È morta Patrizia Cavalli. È morta una poetessa. La poetessa del quotidiano. E quando, purtroppo, succede che muore un poeta, da qualche parte, nel cielo, compare una stella.
La sua, ora, sarà quella in cui l’intensità di luce si riverbera soprattutto nei momenti in cui “addosso al viso” ci “cadono le notti e anche i giorni […] formando geografie disordinate”.
In questa “Itaca” una sua poesia, dal titolo “Adesso che il tempo è tutto mio” – tratta da “Il cielo”, in “Patrizia Cavalli, Poesie (1974-1992)”, Einaudi, Torino, 1992 – in cui la sua esistenza, il suo mondo, il suo tempo e il suo spazio, vengono fuori, così, semplicemente leggendola, verso dopo verso, è racchiuso il senso del suo fare poesia. A prova sicura di quanto forte sia l’Arte poetica.

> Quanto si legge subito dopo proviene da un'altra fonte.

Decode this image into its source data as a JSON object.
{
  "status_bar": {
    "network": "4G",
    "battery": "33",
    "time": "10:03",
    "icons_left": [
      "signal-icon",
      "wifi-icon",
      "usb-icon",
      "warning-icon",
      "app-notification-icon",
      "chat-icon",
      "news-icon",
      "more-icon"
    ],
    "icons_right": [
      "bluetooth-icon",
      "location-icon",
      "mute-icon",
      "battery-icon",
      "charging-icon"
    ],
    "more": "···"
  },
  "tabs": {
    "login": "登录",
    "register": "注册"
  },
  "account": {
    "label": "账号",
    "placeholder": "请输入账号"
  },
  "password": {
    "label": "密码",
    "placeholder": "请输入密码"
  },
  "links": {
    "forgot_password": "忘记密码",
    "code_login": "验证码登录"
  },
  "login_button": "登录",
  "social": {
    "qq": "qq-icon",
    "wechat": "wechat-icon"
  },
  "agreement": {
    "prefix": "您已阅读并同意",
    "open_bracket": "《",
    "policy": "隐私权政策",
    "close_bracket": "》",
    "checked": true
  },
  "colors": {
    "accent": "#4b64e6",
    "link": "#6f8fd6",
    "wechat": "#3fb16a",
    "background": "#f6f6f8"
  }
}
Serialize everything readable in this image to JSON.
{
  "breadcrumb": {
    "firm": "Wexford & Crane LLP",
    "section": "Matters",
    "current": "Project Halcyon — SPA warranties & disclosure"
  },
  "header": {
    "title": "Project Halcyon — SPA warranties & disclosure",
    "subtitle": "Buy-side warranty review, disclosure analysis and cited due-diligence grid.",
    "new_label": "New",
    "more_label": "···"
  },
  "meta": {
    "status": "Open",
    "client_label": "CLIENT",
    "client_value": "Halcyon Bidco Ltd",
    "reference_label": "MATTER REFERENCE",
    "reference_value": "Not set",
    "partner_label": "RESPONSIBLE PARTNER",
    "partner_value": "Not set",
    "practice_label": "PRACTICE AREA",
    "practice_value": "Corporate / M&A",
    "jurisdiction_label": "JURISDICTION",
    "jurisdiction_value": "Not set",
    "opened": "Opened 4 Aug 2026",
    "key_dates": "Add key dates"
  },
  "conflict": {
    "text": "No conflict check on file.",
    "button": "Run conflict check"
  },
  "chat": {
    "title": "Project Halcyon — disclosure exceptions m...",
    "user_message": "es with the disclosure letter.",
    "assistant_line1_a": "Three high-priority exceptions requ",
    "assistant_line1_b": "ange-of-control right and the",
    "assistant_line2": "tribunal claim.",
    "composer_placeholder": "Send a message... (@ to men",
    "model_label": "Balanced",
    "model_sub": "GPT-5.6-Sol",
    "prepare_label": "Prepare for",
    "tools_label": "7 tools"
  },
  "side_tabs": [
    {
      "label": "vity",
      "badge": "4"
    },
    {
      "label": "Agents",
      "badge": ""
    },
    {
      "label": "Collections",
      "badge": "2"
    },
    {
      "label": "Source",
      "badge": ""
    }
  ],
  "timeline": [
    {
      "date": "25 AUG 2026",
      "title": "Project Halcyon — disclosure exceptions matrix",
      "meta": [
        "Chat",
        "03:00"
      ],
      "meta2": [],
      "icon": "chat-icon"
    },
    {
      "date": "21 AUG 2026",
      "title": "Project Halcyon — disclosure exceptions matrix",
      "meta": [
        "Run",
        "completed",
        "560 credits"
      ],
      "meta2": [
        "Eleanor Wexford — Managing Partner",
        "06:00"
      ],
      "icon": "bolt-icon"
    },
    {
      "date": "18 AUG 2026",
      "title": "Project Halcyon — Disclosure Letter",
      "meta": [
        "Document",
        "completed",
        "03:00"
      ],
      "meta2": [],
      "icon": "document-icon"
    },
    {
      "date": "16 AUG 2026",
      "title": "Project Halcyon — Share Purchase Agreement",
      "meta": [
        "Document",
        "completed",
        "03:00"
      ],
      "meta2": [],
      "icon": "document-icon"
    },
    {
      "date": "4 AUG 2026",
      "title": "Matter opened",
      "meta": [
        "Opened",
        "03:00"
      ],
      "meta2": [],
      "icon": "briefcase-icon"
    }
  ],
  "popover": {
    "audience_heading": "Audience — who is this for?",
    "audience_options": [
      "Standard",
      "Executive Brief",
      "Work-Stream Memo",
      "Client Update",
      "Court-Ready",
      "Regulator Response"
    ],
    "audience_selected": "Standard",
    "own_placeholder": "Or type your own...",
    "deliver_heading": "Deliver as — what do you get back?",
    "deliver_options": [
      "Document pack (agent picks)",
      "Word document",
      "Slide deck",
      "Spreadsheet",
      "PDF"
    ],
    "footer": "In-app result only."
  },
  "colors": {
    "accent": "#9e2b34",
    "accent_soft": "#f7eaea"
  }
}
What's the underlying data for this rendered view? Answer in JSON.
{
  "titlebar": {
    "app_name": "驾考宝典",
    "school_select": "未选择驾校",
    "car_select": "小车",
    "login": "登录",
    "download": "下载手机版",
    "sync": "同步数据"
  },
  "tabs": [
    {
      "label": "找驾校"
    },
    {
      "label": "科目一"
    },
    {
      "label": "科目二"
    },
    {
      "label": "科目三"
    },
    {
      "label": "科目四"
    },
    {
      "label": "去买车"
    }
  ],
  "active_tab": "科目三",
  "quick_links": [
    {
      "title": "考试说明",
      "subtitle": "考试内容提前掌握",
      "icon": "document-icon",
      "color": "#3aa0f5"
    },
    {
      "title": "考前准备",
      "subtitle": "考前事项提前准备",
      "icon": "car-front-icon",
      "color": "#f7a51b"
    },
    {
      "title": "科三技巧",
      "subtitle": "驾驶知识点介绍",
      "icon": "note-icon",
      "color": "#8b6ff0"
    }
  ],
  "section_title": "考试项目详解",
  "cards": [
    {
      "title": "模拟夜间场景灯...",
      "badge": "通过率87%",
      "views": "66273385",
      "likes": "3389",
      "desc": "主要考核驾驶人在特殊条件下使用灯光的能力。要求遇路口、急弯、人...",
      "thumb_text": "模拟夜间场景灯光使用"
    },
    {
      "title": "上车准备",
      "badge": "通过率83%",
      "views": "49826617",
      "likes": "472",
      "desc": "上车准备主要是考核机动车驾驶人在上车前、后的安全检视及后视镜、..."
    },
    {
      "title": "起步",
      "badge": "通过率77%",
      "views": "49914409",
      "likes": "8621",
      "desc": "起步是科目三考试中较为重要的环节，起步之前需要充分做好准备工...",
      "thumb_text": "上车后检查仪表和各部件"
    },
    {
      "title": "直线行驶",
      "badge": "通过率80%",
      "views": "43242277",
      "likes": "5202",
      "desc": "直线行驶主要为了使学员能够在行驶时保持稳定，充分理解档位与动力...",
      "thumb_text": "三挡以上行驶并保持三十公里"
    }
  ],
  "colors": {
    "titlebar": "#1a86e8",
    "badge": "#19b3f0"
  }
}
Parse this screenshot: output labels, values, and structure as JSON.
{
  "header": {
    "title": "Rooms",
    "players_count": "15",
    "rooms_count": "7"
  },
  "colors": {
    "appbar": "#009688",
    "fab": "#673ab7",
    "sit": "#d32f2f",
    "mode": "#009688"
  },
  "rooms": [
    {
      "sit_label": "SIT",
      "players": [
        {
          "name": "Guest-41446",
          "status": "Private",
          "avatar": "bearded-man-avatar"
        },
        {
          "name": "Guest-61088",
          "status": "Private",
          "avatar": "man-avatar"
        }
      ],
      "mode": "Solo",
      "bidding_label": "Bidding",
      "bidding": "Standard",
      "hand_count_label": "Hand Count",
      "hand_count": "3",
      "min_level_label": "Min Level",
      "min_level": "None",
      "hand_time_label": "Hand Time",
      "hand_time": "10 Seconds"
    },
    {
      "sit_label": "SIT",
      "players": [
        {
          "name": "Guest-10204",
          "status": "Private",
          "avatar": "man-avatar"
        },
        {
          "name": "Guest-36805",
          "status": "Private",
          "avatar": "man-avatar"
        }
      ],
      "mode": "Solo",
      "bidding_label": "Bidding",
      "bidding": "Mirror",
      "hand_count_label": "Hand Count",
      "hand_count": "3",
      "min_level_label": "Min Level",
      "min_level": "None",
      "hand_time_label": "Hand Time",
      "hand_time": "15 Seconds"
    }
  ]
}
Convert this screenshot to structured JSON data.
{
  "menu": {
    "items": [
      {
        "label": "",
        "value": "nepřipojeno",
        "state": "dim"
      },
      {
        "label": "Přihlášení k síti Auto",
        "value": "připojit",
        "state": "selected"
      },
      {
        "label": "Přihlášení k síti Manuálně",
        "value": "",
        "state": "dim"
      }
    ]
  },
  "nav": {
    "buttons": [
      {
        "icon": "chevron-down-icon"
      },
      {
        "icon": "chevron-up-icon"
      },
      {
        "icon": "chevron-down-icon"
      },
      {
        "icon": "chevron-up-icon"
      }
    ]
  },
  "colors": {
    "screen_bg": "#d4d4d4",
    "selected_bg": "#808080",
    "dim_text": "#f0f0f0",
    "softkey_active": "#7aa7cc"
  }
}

Adesso che il tempo è tutto mio
di Patrizia Cavalli (Todi 1947 – Roma 2022)
“Adesso che il tempo sembra tutto mio
e nessuno mi chiama per il pranzo e per la cena,
adesso che posso rimanere a guardare
come si scioglie una nuvola e come si scolora,
come cammina un gatto per il tetto
nel lusso immenso di una esplorazione,
adesso che ogni giorno mi aspetta
la sconfinata lunghezza di una notte
dove non c’è richiamo e non c’è più ragione
di spogliarsi in fretta per riposare dentro
l’accecante dolcezza di un corpo che mi aspetta,
adesso che il mattino non ha mai principio
e silenzioso mi lascia ai miei progetti
a tutte le cadenze della voce, adesso
vorrei improvvisamente la prigione.
Quante tentazioni attraverso
nel percorso tra la camera
e la cucina, tra la cucina
e il cesso. Una macchia
sul muro, un pezzo di carta
caduto in terra, un bicchiere d’acqua,
un guardar dalla finestra,
ciao alla vicina,
una carezza alla gattina.
Così dimentico sempre
l’idea principale, mi perdo
per strada, mi scompongo
giorno per giorno ed è vano
tentare qualsiasi ritorno.
Addosso al viso mi cadono le notti
e anche i giorni mi cadono sul viso.
Io li vedo come si accavallano
formando geografie disordinate:
il loro peso non è sempre uguale,
a volte cadono dall’alto e fanno buche,
altre volte si appoggiano soltanto
lasciando un ricordo un po’ in penombra.
Geometra perito io li misuro
li conto e li divido
in anni e stagioni, in mesi e settimane.
Ma veramente aspetto
in segretezza di distrarmi
nella confusione perdere i calcoli,
uscire di prigione
ricevere la grazia di una nuova faccia.
É tutto così semplice,
sì, era così semplice,
è tale l’evidenza
che quasi non ci credo.
A questo serve il corpo:
mi tocchi o non mi tocchi,
mi abbracci o mi allontani.
Il resto è per i pazzi.”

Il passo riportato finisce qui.